Banks and other financial services have not offered significantly better deals via the site, meaning fewer people switch to a different product.
Press Association
Number of UK businesses in significant distress up 40% since Brexit referendum
The number of UK businesses in significant financial distress has soared 40% in the three years since the EU referendum, according to a report.
Insolvency specialists at Begbies Traynor said 489,000 companies are now in significant distress, with property, construction, retail and the travel sectors suffering hardest - an increase of 22,000 since the same time last year.
It comes at a difficult time for businesses, with many complaining that they are being left in the dark over what happens next in the Brexit process.
Several big-name companies have failed in recent years, including Toys R Us, Carillion and Thomas Cook, with others said to be struggling as big spending decisions are put on hold.
Julie Palmer, partner at Begbies Traynor, said: "With a considerable increase in the number of businesses suffering significant financial distress in the last three years there is growing frustration among businesses that they cannot plan for the future and the whole economy is lagging as a result.

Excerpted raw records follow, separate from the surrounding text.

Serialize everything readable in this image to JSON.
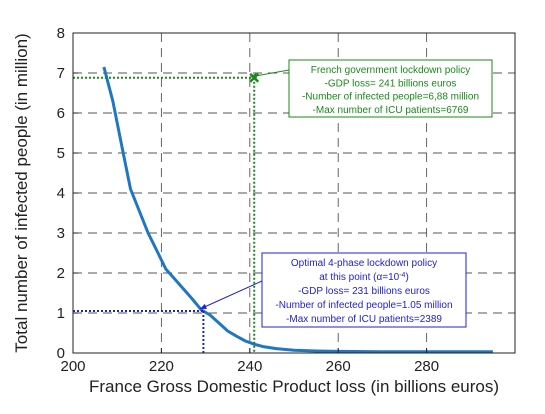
{
  "chart_data": {
    "type": "line",
    "xlabel": "France Gross Domestic Product loss (in billions euros)",
    "ylabel": "Total number of infected people (in million)",
    "xlim": [
      200,
      300
    ],
    "ylim": [
      0,
      8
    ],
    "x_ticks": [
      "200",
      "220",
      "240",
      "260",
      "280"
    ],
    "y_ticks": [
      "0",
      "1",
      "2",
      "3",
      "4",
      "5",
      "6",
      "7",
      "8"
    ],
    "grid": true,
    "series": [
      {
        "color": "#1f77c4",
        "points": [
          [
            207,
            7.15
          ],
          [
            209,
            6.3
          ],
          [
            211,
            5.2
          ],
          [
            213,
            4.1
          ],
          [
            215,
            3.55
          ],
          [
            217,
            3.0
          ],
          [
            219,
            2.55
          ],
          [
            221,
            2.1
          ],
          [
            223,
            1.85
          ],
          [
            225,
            1.6
          ],
          [
            227,
            1.35
          ],
          [
            229,
            1.08
          ],
          [
            231,
            0.95
          ],
          [
            233,
            0.75
          ],
          [
            235,
            0.55
          ],
          [
            237,
            0.42
          ],
          [
            239,
            0.3
          ],
          [
            241,
            0.22
          ],
          [
            243,
            0.16
          ],
          [
            246,
            0.11
          ],
          [
            250,
            0.07
          ],
          [
            255,
            0.05
          ],
          [
            260,
            0.04
          ],
          [
            270,
            0.03
          ],
          [
            280,
            0.03
          ],
          [
            295,
            0.03
          ]
        ]
      }
    ],
    "annotations": [
      {
        "color": "#1a8a1a",
        "point": [
          241,
          6.88
        ],
        "marker": "x",
        "lines": [
          "French government lockdown policy",
          "-GDP loss= 241 billions euros",
          "-Number of infected people=6,88 million",
          "-Max number of ICU patients=6769"
        ]
      },
      {
        "color": "#2222cc",
        "point": [
          229.5,
          1.05
        ],
        "marker": "",
        "lines": [
          "Optimal 4-phase lockdown policy",
          "at this point (α=10",
          "-GDP loss= 231 billions euros",
          "-Number of infected people=1.05 million",
          "-Max number of ICU patients=2389"
        ],
        "superscript": "-4",
        "superscript_close": ")"
      }
    ]
  }
}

"Much investment is on hold as businesses have their hands tied by not knowing what the state of play will be post-Brexit and whether the agreements or contracts they currently have in place will still be valid following the expected withdrawal, which is contributing to stifled growth nationwide."
Press Association
BREAKING: Brexit deal is now done, says Jean Claude-Juncker
Jean Claude-Juncker has confirmed the reports: a Brexit agreement has been reached.

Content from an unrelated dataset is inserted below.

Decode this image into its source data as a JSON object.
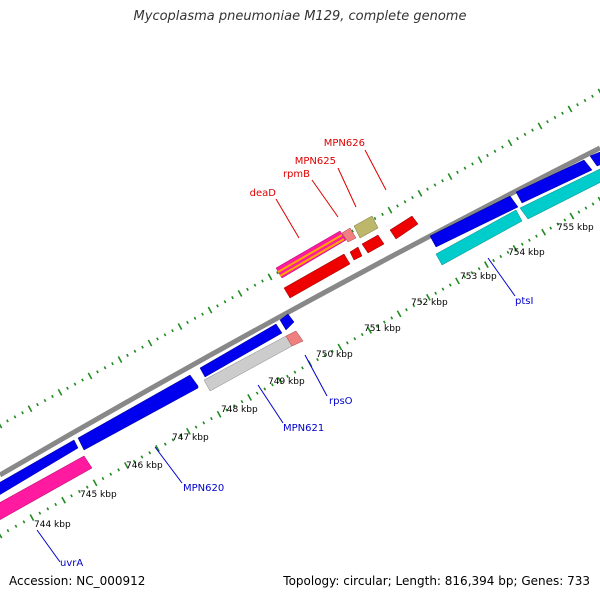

Boris Johnson faces uphill struggle on new Brexit deal as talks go down to the wire
Boris Johnson faces an uphill fight to keep his pledge to leave the EU at the end of the month.
Negotiators failed to strike an agreement on Wednesday despite working overtime in Brussels, although leaders still hope to be able to scrutinise a final accord at the summit in the EU capital.
The prime minister could yet be forced into an extension by parliament after EU member states said it was now too late for leaders to formally sign-off the plan in Brussels. If no agreement is in place by Saturday – when parliament will meet for an extraordinary weekend sitting – the prime minister by law has to ask for a delay.
Pound jumps after Brexit deal agreed
Sterling is up 0.9 per cent so far against the dollar to $1.29, after the UK and EU agreed a Brexit deal.
DUP does not back Brexit deal
The prospect (or lack thereof) of a Brexit deal is driving all of the movements in the pound at the moment.
And the DUP is not behind the deal. If Johnson had enough MPs backing the deal, the pound would no doubt have risen further than it has so far.
Marc Ostwald, global strategist and chief economist at ADM Investor Services International, says: “This takes no deal off the table.”
But he notes that the pound had already strengthened substantially in the past week on hopes of a Brexit deal, limiting today’s further rise.
Doubts over whether the deal that has just been agreed will be approved by UK parliament are also keeping a lid on the pound.
“What we really need is some more clarity on how the parliamentary arithmetic is going to work out, so it’s going to stay choppy for the time being,” he said.
Ministers will have to decide which companies to save and which to let go after no-deal Brexit, says report
If the UK crashes out of the European Union without a deal at the end of the month, the government will be flooded by so many appeals for help from affected businesses that it will have to decide “who to save and who to let go”, a new report has warned.
The study by the Institute for Government said “no amount of preparation” by the government can eliminate the risks. Assessing ministers’ efforts to prepare the UK for no deal, it cited boxer Mike Tyson: “Everyone has a plan until they get punched in the mouth.”
Thousands of businesses can be expected to be hit by an unpredictable range of problems ranging from the imposition of new tariffs and trading barriers to congestion at ports and airports, falling demand, a collapse in sterling, tighter credit conditions, and changes to the rules on the movement of data and people.